未来(ミレ)アセットの朴鍱柱(パク・ヒョンジュ)会長は新入社員らに「最高位に登りつめるためには、最高の者の下で学びなさい」とアドバイスをおくる。朴会長は、「若い頃に『大物』に出会った経験が、自身が厳しい環境に遭遇した時に役に立った。会長になった今も先輩らに助言を求めている」と述懐した。朴会長は著書『お金は美しい花だ』に、このように書いた。「近頃、社会の雰囲気を見れば、若い人と年配の経験者が水と油のように映って見える場合が多い。組職が発展するためには自分たち同士の水平的なコミュニケーションも良いが、先輩や上の世代の経験が下に向かう垂直的なコミュニケーションも重要だ」。
◆ソウル大学薬科大研究チーム(チーム長=徐榮俊教授)は、米国癌学会から授与される「若手科学者賞」の受賞者をチームから9年連続で輩出するという記録を打ち立てた。徐(ソ)教授は「学問に対する情熱と、弟子に対する献身さを教えてくれたメンター(mentor=精神的後見人)らに学んだことを還元していくために努力している」と語った。徐教授が米国ウィスコンシン大学の留学時代に出会ったジェイムズ・ミラー教授は、不慣れなアジア留学生のために空港まで迎えに来て、あらかじめ宿所の冷蔵庫に1週間分の食材まで準備しておいてくれたような暖かい師匠だった。
◆正常細胞が癌になる過程を研究して癌の予防法を特定する徐教授研究チームは、研究員11人が9年間で25回も世界の著名学会から授賞され、「科学者士官学校」と呼ばれる。一つの研究室の学者らが世界の著名学会でこれほど多くの賞を受けるのは米国癌学会はもちろん、他の学会でも類を見ないことだ。出張も頻繁で論文も大量に書く。夜明けまで研究室に篭る研究員らの情熱の裏には「徐榮俊(ソ・ヨンジュン)リーダーシップ」がある。

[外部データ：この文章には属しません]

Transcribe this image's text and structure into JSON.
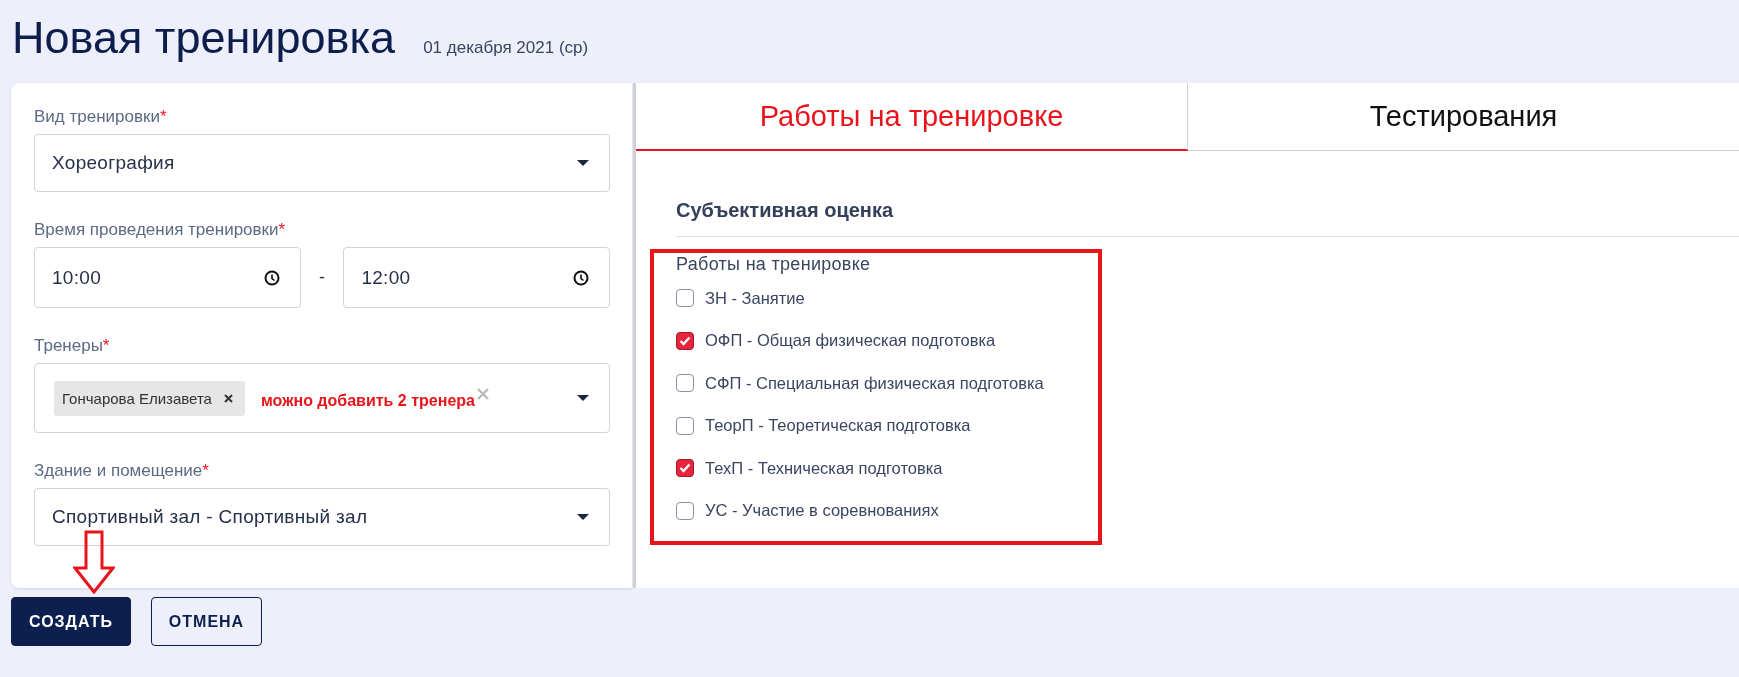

◆徐教授は論文作成から修正まできめ細かく指導し、研究員らに「エネルギーを集中させれば誰でもできる」という自信感を与えることで有名だ。徐教授は「研究室に入ってきたあとはまず世界レベルの研究テーマを自ら決めさせて、その後、どんどん外国の学会に送り出す」と述べ、「広い世の中を見てくれば、それまで臆病だった人も頑張るようになる」と言う。あちらこちらで「人材がいない」と嘆かれているが、人材とは徐教授のように育てるものなのだ。